Real-time ASR Dev Blog: February 2022

Monday, 7 February 2022

Speech Recognition:

Deleted all IIR filters as they seemed to be adding noise. Now only using pre-calculated FIR filters.

There are 3 FIR filters (low-passes) at 1100, 2200, 4200, with the sample data split into 0-250hz, 250-1000hz, 1000-1500hz, 1500-3000hz. This reduces noise as much as possible, as the processing is mostly how Busy the wave data is.

"Busyness" is calculated for the 250-1000hz range. (Sample data difference / RMS power). If busy then the FFT is processed.

The FFT runs on each of the four frequency ranges seperately. - If the four ranges are merged with only one FIR the output is too noisy for the lower ranges.

After this the FFT output data is smoothed with the top frequencies averaged together, but I will be changing this to 12 fixed frequency ranges to suit the phoneme ranges.

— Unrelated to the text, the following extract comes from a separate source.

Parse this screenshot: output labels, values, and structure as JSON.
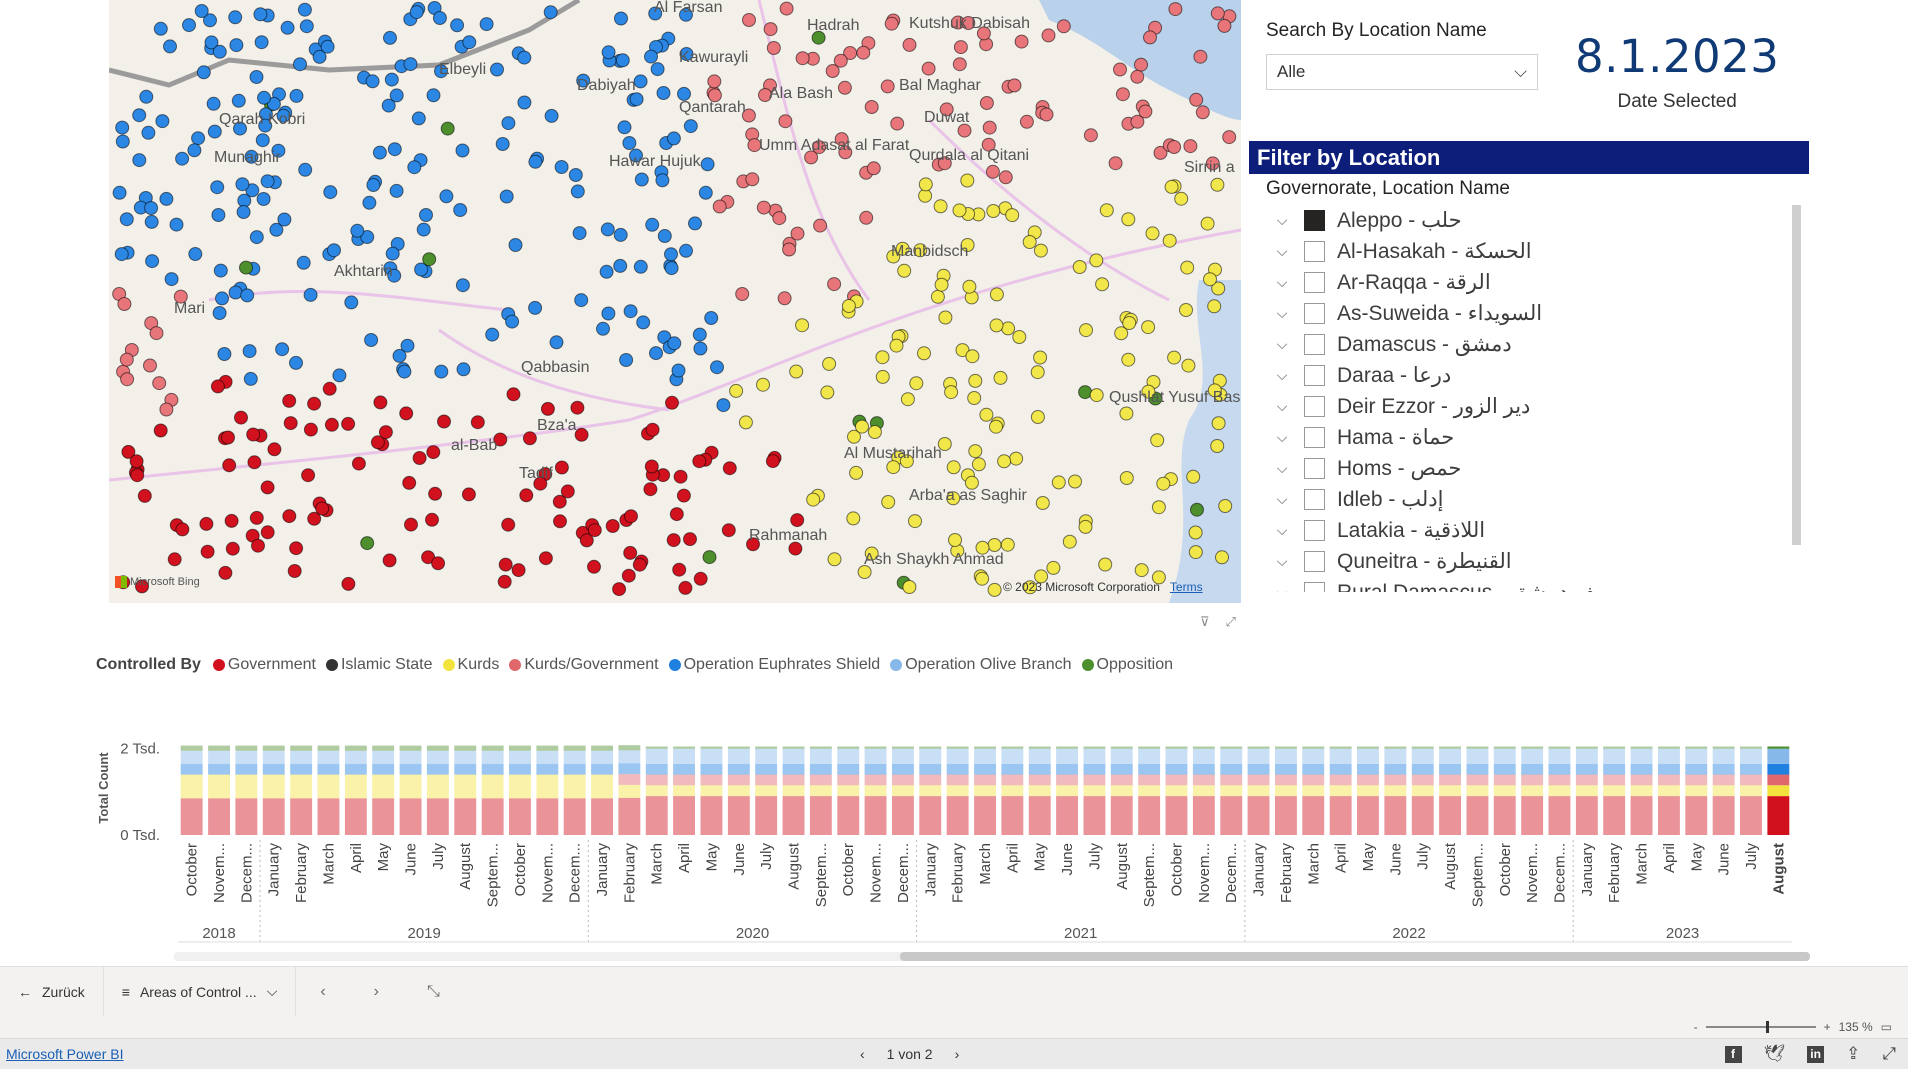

There's still a lot to change but thought I would post this as it's completely different, and still only takes ~1.5ms to process (from a 102.4ms sample buffer). The NLP only takes 0.1-0.2ms on top. So it is 98.5% idling in a thread::yield().

Normal Speech Recognition takes 0.5-0.7 seconds per sample. The problem seems to be in the autoregression/prediction modelling after the FFT and MFCC/Mel Filter algorithms. Precision but the speed is slow.

In the picture "a-" and "e-" long vowels are detected.